Though vacation-home development has been creeping up the Gunnison Valley, Crested Butte has tried to protect the natural beauty of its setting. Since 1991 the Crested Butte Land Trust has preserved nearly 300 acres of wetlands. The town's isolation and its official designation as Colorado's wildflower capital by the state legislature in 1989 have helped maintain the pristine quality of the valley.

The abundance and vividness of the area's wildflowers are helped by the rich soil, copious snowfall--up to 400 inches a year--and sunny exposures on many slopes that face southeast. And given the many wilderness areas, the flowers tend to be protected and to propagate easily.

I attended the final weekend of the 1997 festival, camping with my family in a shady, wildflower-rich, U.S. Forest Service site near Gothic, a turn-of-the-century mining camp north of Crested Butte. Fortunately, many festival workshops were repeated during the week, so in just two days I could sample from a full range of sessions. (Workshops cost about $5 to $50 each, and there is a five-day photographic workshop for about $330.) On Saturday morning, my choices were a wetlands plant tour, a wildflower ID tour, a watercolor technique class, a medicinal herb walk, kids' sessions on art and butterflies and a workshop on "flower keying made simple." And--ah, yes--plant anatomy.

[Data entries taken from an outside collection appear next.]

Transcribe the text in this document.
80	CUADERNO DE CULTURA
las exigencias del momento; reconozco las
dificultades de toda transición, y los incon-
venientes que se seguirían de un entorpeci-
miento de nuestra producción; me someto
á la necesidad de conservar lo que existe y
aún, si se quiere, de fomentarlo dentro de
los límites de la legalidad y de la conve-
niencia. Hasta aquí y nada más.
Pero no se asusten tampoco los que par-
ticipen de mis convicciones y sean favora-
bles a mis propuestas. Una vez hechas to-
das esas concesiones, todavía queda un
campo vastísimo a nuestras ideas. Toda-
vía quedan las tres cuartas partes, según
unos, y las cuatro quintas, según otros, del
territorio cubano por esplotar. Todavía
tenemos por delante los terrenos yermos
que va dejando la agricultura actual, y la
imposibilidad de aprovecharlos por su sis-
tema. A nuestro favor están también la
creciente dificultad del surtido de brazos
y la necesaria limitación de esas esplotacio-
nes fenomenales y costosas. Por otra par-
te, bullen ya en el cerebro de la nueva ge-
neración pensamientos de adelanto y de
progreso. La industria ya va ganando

As it happened, the anatomy class was fascinating and fun. For the first hour, a dozen of us gathered in a room in the town's Center for the Arts building with instructors Bob Heapes, a photographer and historian, and Loraine Yeatts, a coauthor of "Alpine Flower Finder: The Key to Wildflowers Found Above Treeline in the Rocky Mountains." Slender and fit in jeans and a plaid shirt, with a silvery pageboy haircut, metal-frame eyeglasses, and an amethyst crystal around her neck, Yeatts admirably met every stereotypical notion I had of a Colorado wildflower expert. She's been studying wildflowers for 35 years.